You can easily envision the advantages of consolidated desktop storage. Hard disk crashes have been a nightmare for a generation of users and systems administrators. One centralized storage space for desktop computing would make backup and restore operations much easier to manage.

Desktop storage is an underutilized resource in many enterprises. As hard disk capacities continue to grow, each desktop contains more and more unused space. A standard desktop computer configuration in many enterprises now includes a hard disk with a minimum of 20GB. Disk drives with 80GB to 120GB hard disks are common. Many users use less than 25 percent of that capacity, and they'd use even less if they had an incentive to erase data they no longer need. However, as rich media use becomes more commonplace, users will need more storage to handle their audio and video files. Centralized hard disks would make it much easier for storage administrators to control that growth. Moreover, desktop storage centralization can reduce the cost of storage upgrades—every desktop would no longer need an upgrade. In the long run, iBoot could impact the design of many classes of computers, from servers to handhelds. IBM researchers have suggested that in the future, computers might come with very small hard disks designed to hold temporary files or small amounts of information (or in the case of servers, no disks at all).

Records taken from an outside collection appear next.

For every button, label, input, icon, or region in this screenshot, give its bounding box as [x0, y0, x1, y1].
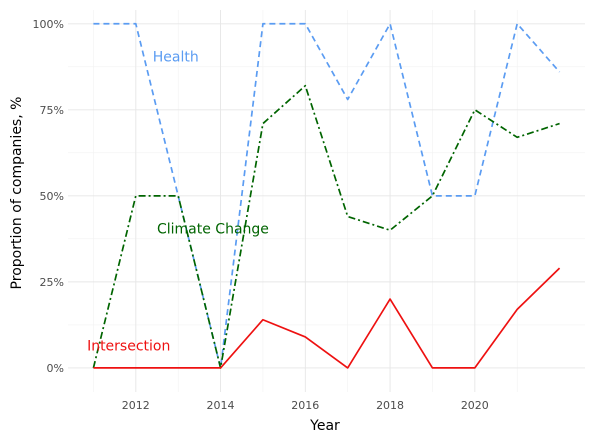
- y-axis-title: Proportion of companies, %: [9, 97, 25, 290]
- y-tick-label: 100%: [33, 18, 64, 31]
- major-gridlines: [68, 10, 585, 392]
- y-axis-tick-labels: 0% 25% 50% 75% 100%: [33, 18, 64, 375]
- series-lines: [92, 22, 561, 369]
- x-tick-label: 2018: [376, 399, 404, 412]
- y-tick-label: 25%: [40, 276, 64, 289]
- x-tick-label: 2016: [291, 399, 319, 412]
- x-axis-title: Year: [309, 418, 340, 434]
- y-tick-label: 0%: [47, 362, 64, 375]
- x-tick-label: 2020: [461, 399, 489, 412]
- series-label-climate-change: Climate Change: [157, 222, 269, 238]
- series-line-climate-change: [92, 84, 560, 369]
- series-line-health: [93, 22, 561, 369]
- series-labels: Health Climate Change Intersection: [87, 50, 269, 355]
- x-tick-label: 2012: [122, 399, 150, 412]
- minor-gridlines: [68, 10, 585, 392]
- x-axis-tick-labels: 2012 2014 2016 2018 2020: [122, 399, 489, 412]
- x-tick-label: 2014: [207, 399, 235, 412]
- y-tick-label: 75%: [40, 104, 64, 117]
- series-label-intersection: Intersection: [87, 339, 170, 355]
- series-line-intersection: [93, 267, 561, 369]
- y-tick-label: 50%: [40, 190, 64, 203]
- series-label-health: Health: [153, 50, 199, 66]
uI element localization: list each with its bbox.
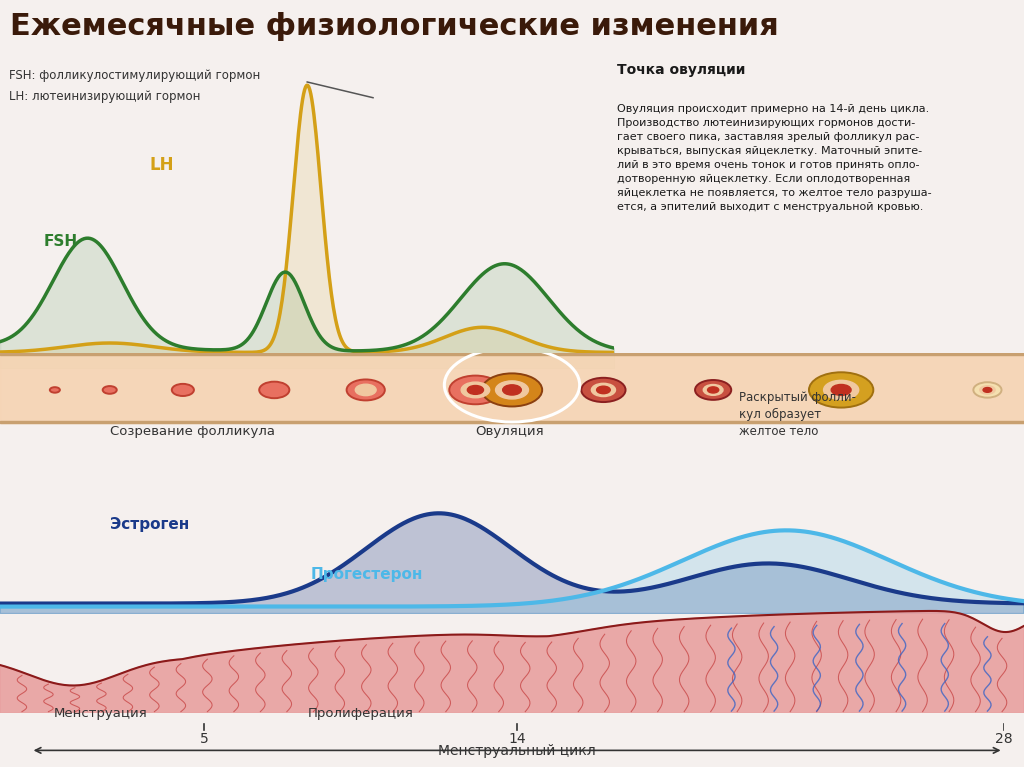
Circle shape [831,384,851,395]
Text: Менструация: Менструация [53,706,147,719]
Circle shape [482,374,542,407]
Circle shape [592,384,615,397]
Circle shape [974,382,1001,397]
Circle shape [695,380,731,400]
Text: Эстроген: Эстроген [110,518,189,532]
Circle shape [503,385,521,395]
Text: Пролиферация: Пролиферация [308,706,414,719]
Circle shape [703,384,723,395]
Text: 28: 28 [994,732,1013,746]
Circle shape [980,386,995,394]
Circle shape [259,382,290,398]
Circle shape [597,386,610,393]
Circle shape [450,376,502,404]
Bar [0,353,1024,423]
Text: FSH: FSH [44,233,78,249]
Text: Прогестерон: Прогестерон [311,568,423,582]
Text: Менструальный цикл: Менструальный цикл [438,743,596,758]
Text: LH: лютеинизирующий гормон: LH: лютеинизирующий гормон [9,90,200,103]
Text: LH: LH [150,156,174,174]
Circle shape [50,387,59,393]
Text: Точка овуляции: Точка овуляции [616,63,745,77]
Circle shape [467,386,483,394]
Bar [0,421,1024,423]
Circle shape [708,387,719,393]
Circle shape [496,381,528,399]
Text: Раскрытый фолли-
кул образует
желтое тело: Раскрытый фолли- кул образует желтое тел… [738,391,856,438]
Text: 5: 5 [200,732,209,746]
Bar [0,353,1024,355]
Circle shape [823,380,859,400]
Circle shape [172,384,194,396]
Circle shape [809,372,873,407]
Text: Овуляция происходит примерно на 14-й день цикла.
Производство лютеинизирующих го: Овуляция происходит примерно на 14-й ден… [616,104,932,212]
Circle shape [461,382,489,398]
Circle shape [102,386,117,393]
Text: Овуляция: Овуляция [475,425,544,438]
Circle shape [346,380,385,400]
Text: Созревание фолликула: Созревание фолликула [110,425,274,438]
Circle shape [355,384,376,396]
Text: 14: 14 [508,732,526,746]
Circle shape [582,378,626,402]
Circle shape [983,387,992,392]
Text: FSH: фолликулостимулирующий гормон: FSH: фолликулостимулирующий гормон [9,70,260,82]
Text: Ежемесячные физиологические изменения: Ежемесячные физиологические изменения [10,12,779,41]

Currently, iBoot is a technology, not a product, and iSCSI network cards are only now being introduced into the market. Although most pundits think that iSCSI will soon catch on as a significant network storage protocol, its rate of acceptance is unknown. Nevertheless, iBoot is another technology that will require storage administrators to clearly think through organizational and end-user storage needs. Increased storage capacity isn't the issue; whether that capacity is centralized or distributed is.